Question

Equal masses of $H_2, O_2$ and methane have been taken in a container of volume V at temperature $27^\circ$C in identical conditions. The ratio of the volumes of gases ${H_2 : O_2 :CH_4}$ would be

• A. 8 : 16 : 1
• B. 16 : 8 : 1
• C. 16 : 1 : 2
• D. 8 : 1 : 2

Answer 1

The Correct Option is C

To solve this problem, we need to understand the concept of molar volume and Avogadro's Law, which states that equal volumes of gases at the same temperature and pressure contain equal numbers of molecules.

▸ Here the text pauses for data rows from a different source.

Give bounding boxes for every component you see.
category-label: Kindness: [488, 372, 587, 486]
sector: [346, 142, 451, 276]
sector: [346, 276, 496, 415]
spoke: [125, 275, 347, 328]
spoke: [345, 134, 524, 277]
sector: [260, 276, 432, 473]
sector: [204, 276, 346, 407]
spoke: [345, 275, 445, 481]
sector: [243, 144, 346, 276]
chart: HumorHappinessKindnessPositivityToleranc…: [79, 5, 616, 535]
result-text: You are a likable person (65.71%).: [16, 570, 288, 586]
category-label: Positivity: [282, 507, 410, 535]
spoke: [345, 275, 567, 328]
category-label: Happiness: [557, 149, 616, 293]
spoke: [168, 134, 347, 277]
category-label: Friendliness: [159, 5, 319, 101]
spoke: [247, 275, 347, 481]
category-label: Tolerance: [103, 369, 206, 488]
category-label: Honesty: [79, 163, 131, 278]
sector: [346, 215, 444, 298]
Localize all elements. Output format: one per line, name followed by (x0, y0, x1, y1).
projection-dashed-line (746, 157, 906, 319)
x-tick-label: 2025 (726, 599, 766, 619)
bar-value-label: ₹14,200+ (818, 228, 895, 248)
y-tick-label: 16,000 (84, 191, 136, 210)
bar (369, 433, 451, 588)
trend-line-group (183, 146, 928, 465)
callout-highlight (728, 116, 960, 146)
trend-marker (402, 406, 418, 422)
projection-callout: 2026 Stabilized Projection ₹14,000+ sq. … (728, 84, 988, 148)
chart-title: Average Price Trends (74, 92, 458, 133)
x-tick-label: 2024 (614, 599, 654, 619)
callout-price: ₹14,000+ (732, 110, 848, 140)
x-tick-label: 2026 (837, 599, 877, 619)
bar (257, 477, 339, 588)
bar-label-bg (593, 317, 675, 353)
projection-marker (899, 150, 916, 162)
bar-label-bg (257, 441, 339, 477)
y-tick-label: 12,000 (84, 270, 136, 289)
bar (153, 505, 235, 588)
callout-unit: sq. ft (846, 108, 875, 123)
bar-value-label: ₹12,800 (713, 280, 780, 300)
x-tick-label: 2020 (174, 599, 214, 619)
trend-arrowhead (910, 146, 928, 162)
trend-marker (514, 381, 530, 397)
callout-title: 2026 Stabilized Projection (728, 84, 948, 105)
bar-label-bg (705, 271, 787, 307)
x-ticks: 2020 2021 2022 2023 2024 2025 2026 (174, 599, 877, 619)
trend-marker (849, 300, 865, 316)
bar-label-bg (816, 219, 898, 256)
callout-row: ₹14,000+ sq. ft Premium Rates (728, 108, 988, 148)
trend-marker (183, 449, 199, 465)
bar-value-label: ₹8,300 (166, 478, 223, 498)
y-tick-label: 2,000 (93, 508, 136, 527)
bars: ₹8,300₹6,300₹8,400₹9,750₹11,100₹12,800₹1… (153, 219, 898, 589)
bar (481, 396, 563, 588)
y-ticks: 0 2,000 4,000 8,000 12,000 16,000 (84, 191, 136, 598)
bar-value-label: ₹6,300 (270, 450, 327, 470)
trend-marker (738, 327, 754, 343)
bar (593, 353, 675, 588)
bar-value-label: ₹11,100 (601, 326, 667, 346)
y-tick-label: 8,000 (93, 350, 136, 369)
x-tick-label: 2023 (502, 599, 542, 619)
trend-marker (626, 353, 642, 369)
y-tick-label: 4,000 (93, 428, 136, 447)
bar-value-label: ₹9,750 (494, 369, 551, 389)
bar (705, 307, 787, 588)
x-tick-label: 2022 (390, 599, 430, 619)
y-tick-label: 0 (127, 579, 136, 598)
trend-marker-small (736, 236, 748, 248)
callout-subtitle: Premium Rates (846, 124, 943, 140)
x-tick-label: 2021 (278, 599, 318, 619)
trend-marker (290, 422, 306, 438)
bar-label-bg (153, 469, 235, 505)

We are given equal masses of three gases: hydrogen (H_2), oxygen (O_2), and methane (CH_4), in a container of volume V at 27^\circ C. We need to find the ratio of the volumes of these gases.

1. First, calculate the molar mass of each gas:

   • Hydrogen, H_2: Molar mass = 2 g/mol
   • Oxygen, O_2: Molar mass = 32 g/mol
   • Methane, CH_4: Molar mass = 16 g/mol

2. Assume each gas has an equal mass, say m grams. Calculate the number of moles of each gas:

   • n_{H_2} = \frac{m}{2}
   • n_{O_2} = \frac{m}{32}
   • n_{CH_4} = \frac{m}{16}

3. Using Avogadro's Law, which states equal moles occupy equal volumes at the same temperature and pressure, the volume ratio will be directly proportional to the number of moles. Thus, calculate the ratio of moles:

   • Ratio of H_2 : O_2 : CH_4 = \frac{m}{2} : \frac{m}{32} : \frac{m}{16}
   • Clearing the common factor, the ratio becomes 16 : 1 : 2

4. Therefore, the ratio of the volumes of these gases under identical conditions is 16 : 1 : 2, which matches the given option.

Thus, the correct answer is 16 : 1 : 2.